Los antropólogos y naturalistas del género humano deben
estar equivocados. No anduvimos tres millones y medio de años vagando por el
planeta, luchando coco a codo, igualados en nuestra eterna lucha contra la
miseria y el medio ambiente para terminar echando a nuestros seres queridos a
una muerte cierta como antídoto para administrar mejor nuestros recursos. No es
lógico, no suena a nosotros. Es un razonamiento propio de banqueros, no de
caminantes, cazadores y recolectores, amantes, padres, madres e hijos.

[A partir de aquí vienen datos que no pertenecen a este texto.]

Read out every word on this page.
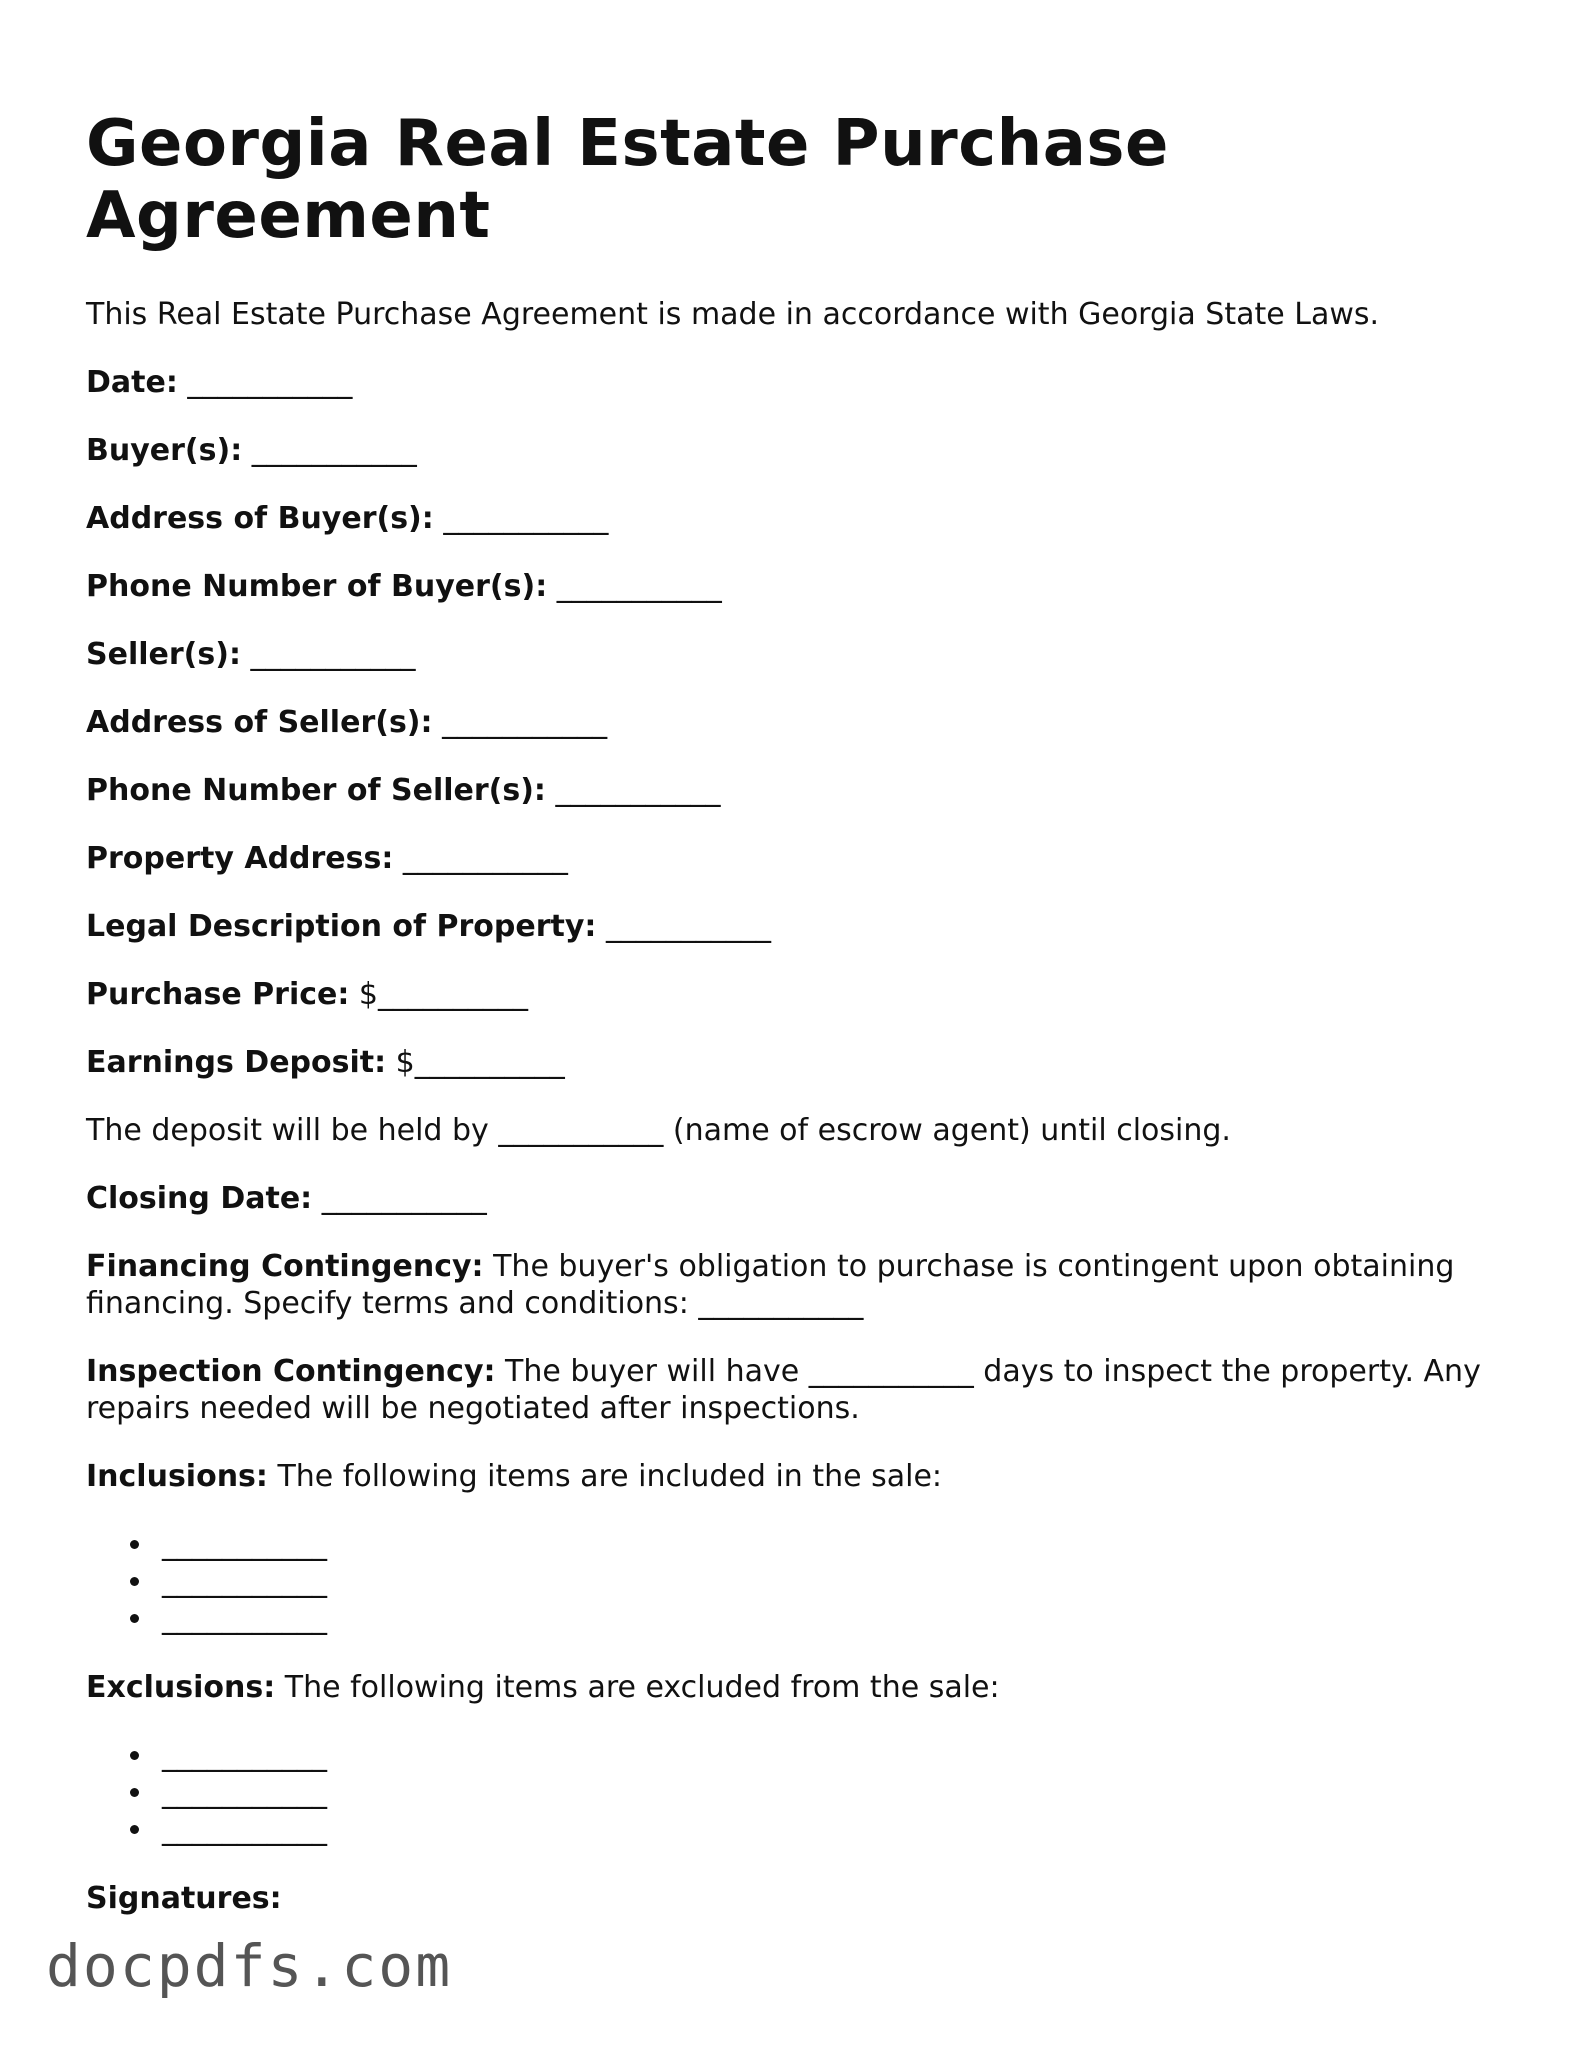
Georgia Real Estate Purchase Agreement

This Real Estate Purchase Agreement is made in accordance with Georgia State Laws.

Date: ___________

Buyer(s): ___________

Address of Buyer(s): ___________

Phone Number of Buyer(s): ___________

Seller(s): ___________

Address of Seller(s): ___________

Phone Number of Seller(s): ___________

Property Address: ___________

Legal Description of Property: ___________

Purchase Price: $__________

Earnings Deposit: $__________

The deposit will be held by ___________ (name of escrow agent) until closing.

Closing Date: ___________

Financing Contingency: The buyer's obligation to purchase is contingent upon obtaining financing. Specify terms and conditions: ___________

Inspection Contingency: The buyer will have ___________ days to inspect the property. Any repairs needed will be negotiated after inspections.

Inclusions: The following items are included in the sale:

___________
___________
___________

Exclusions: The following items are excluded from the sale:

___________
___________
___________

Signatures:

docpdfs.com
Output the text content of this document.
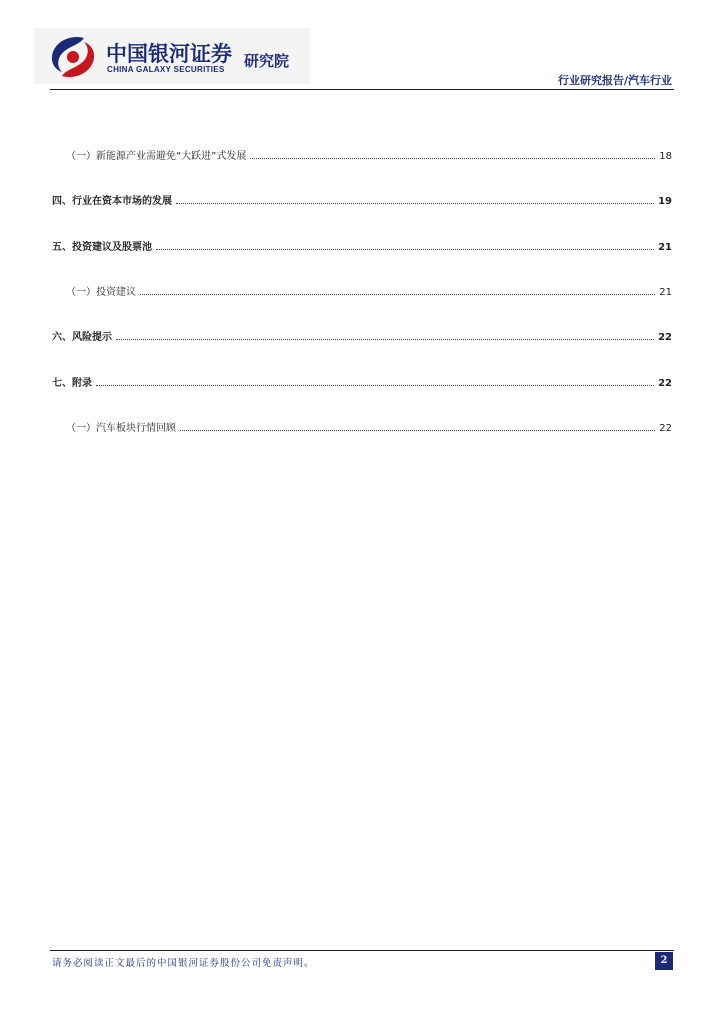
中国银河证券
CHINA GALAXY SECURITIES 研究院
行业研究报告/汽车行业
（一）新能源产业需避免“大跃进”式发展	18
四、行业在资本市场的发展	19
五、投资建议及股票池	21
（一）投资建议	21
六、风险提示	22
七、附录	22
（一）汽车板块行情回顾	22
请务必阅读正文最后的中国银河证券股份公司免责声明。	2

No somos lobos en un sentido metafórico, pensó, somos como los lobos de verdad, esos seres hermosos que viven toda su vida en una manada igualitaria hasta que nos convertimos en un problema y solitos solitos salimos al bosque a seguirla hasta el final sin joder a nadie.
Y entonces, decidió aceptar el balance de su compañera de vida y ser Jorge, decidió que no iba a
contradecir más reivindicando no sé qué superfluo derecho de identidad y grantías constitucionales. Se hizo cargo de sus errores, de sus
defectos, en suma, se dió cuenta que su balance nunca cerraba porque había
“estado” toda una vida con ella y que no podía agregarle “amor” a ninguna de
las remanidas veces que se refería a su pareja sin que alguna extraña
incomodidad en su cerebro le indicase que no estaba siendo del todo honesto.
Y comprendió que si la había amado debía ser el mejor
Jorge que pudiera ser, aceptar el enroque sin falsas hipocresías ni titubeos.
Y dicen los vecinos de la clínica que los conocieron que no
hubo pareja más feliz ni enamorada hasta el día que ella falleció.
Después, a Jorge, como todos lo conocían, nadie lo volvió a
ver.
De a poco uno se va acostumbrando... a ese amor tan falto de amor y consecuencia.